On the retirement of Steve Largent, Lofton became the NFL's active leader in receiving yards at the start of 1990, through to his retirement in 1993. In 1991, Lofton became the oldest player to record 1,000 receiving yards in a season (since broken by Jerry Rice). On October 21, of that same year, Lofton became the oldest player to record 200 yards receiving as well as 200 yards from scrimmage in a game (35 years, 108 days). He is also the 2nd oldest player to have 200+ all-purpose yards in a game behind Mel Gray, (35 years, 204 days). He was inducted into the Green Bay Packers Hall of Fame in 1999.

==Coaching career==
Lofton became the wide receiver coach for the San Diego Chargers in 2002 and continued that role until he was fired on January 22, 2008. Early in his coaching career, Lofton watched Robert Woods in a high school track meet, he noted that he would be an incredible NFL prospect. In 2005 at the NFL draft, Lofton played catch with Desean Jackson, noting he was going to be an excellent deep ball threat. Lofton was later announced as a candidate to become head coach for Oakland Raiders in 2007 but the job would later go to Lane Kiffin. In 2008, the Raiders hired him as their wide receivers coach. On January 13, 2009, Lofton was let go by the Raiders and replaced by Sanjay Lal.

==Broadcasting career==
Lofton served as a color analyst and sideline reporter for NFL coverage on Westwood One radio from 1999 to 2001. In 2009, he re-joined the network to team with Dave Sims and later Kevin Kugler on Sunday Night Football broadcasts. He moved to a television position on the NFL on CBS in 2017, replacing the departing Solomon Wilcots. Lofton departed CBS after the 2023 season.

==NFL career statistics==
===Regular season===

| Year | Team | Games |  | Receiving |  |  |  |  |
| GP | GS | Rec | Yds | Avg | Lng | TD |
| 1978 | GB | 16 | 16 | 46 | 818 | 17.8 | 58 | 6 |
| 1979 | GB | 16 | 16 | 54 | 968 | 17.9 | 52 | 4 |
| 1980 | GB | 16 | 16 | 71 | 1,226 | 17.3 | 47 | 4 |
| 1981 | GB | 16 | 16 | 71 | 1,294 | 18.2 | 75 | 8 |
| 1982 | GB | 9 | 9 | 35 | 696 | 19.9 | 80 | 4 |
| 1983 | GB | 16 | 16 | 58 | 1,300 | 22.4 | 74 | 8 |
| 1984 | GB | 16 | 16 | 62 | 1,361 | 22.0 | 79 | 7 |
| 1985 | GB | 16 | 16 | 69 | 1,153 | 16.7 | 56 | 4 |
| 1986 | GB | 15 | 15 | 64 | 840 | 13.1 | 36 | 4 |
| 1987 | RAI | 12 | 12 | 41 | 880 | 21.5 | 49 | 5 |
| 1988 | RAI | 16 | 16 | 28 | 549 | 19.6 | 57 | 0 |
| 1989 | BUF | 12 | 2 | 8 | 166 | 20.8 | 47 | 3 |
| 1990 | BUF | 16 | 14 | 35 | 712 | 20.3 | 71 | 4 |
| 1991 | BUF | 15 | 15 | 57 | 1,072 | 18.8 | 77 | 8 |
| 1992 | BUF | 16 | 15 | 51 | 786 | 15.4 | 50 | 6 |
| 1993 | LARams | 1 | 0 | 1 | 16 | 16.0 | 16 | 0 |
| PHI | 9 | 2 | 13 | 167 | 12.8 | 32 | 0 |
| Career |  | 233 | 212 | 764 | 14,004 | 18.3 | 80 | 75 |

==Personal life==
Lofton and his wife Beverly have three children including David who also played college football at Stanford. Lofton's cousin, Kevin Bass, was a Major League Baseball player.

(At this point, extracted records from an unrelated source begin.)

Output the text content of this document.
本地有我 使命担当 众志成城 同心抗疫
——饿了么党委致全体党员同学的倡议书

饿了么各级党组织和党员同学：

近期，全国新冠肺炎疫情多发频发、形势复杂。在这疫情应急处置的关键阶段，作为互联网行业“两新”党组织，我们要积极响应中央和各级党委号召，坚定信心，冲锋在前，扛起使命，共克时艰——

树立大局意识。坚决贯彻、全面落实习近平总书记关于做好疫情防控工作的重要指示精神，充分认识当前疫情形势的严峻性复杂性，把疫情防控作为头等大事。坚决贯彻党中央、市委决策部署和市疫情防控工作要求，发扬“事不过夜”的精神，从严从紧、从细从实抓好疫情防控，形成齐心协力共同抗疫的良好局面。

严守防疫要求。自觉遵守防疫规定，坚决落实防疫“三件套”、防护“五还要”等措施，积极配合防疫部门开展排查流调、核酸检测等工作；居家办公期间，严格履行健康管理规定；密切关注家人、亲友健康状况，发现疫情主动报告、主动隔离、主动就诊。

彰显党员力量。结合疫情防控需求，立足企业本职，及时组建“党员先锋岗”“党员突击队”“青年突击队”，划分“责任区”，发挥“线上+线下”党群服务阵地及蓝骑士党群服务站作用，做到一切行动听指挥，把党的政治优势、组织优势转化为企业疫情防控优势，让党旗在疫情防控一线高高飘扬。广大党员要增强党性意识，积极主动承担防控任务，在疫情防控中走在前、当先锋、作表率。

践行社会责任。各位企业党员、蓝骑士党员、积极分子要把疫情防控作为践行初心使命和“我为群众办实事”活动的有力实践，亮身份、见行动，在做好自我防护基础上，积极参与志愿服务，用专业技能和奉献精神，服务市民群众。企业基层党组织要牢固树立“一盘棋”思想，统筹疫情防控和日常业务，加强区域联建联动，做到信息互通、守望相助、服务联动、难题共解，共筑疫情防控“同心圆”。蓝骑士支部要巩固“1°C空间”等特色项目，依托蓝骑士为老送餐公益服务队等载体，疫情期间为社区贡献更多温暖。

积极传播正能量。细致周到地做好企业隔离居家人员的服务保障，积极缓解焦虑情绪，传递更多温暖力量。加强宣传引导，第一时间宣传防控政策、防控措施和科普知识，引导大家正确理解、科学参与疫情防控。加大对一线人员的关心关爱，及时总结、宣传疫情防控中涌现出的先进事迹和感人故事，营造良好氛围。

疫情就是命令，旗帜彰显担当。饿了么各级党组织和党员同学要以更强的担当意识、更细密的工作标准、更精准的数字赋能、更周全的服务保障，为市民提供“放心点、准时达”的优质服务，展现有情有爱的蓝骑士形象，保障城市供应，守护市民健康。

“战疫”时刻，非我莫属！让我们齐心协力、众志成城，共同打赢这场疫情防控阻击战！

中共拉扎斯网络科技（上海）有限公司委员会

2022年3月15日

In October 1984, a dancer at the Marquee Club in Milwaukee accused James Lofton and his Packers teammate Eddie Lee Ivery of sexual assault. Lofton and Ivery asserted that the acts were consensual. Neither player ended up being charged in the incident due to a lack of evidence. Two years later, Lofton was charged with second-degree sexual assault following an incident in the stairwell of a Green Bay nightclub. He was found not guilty of that charge.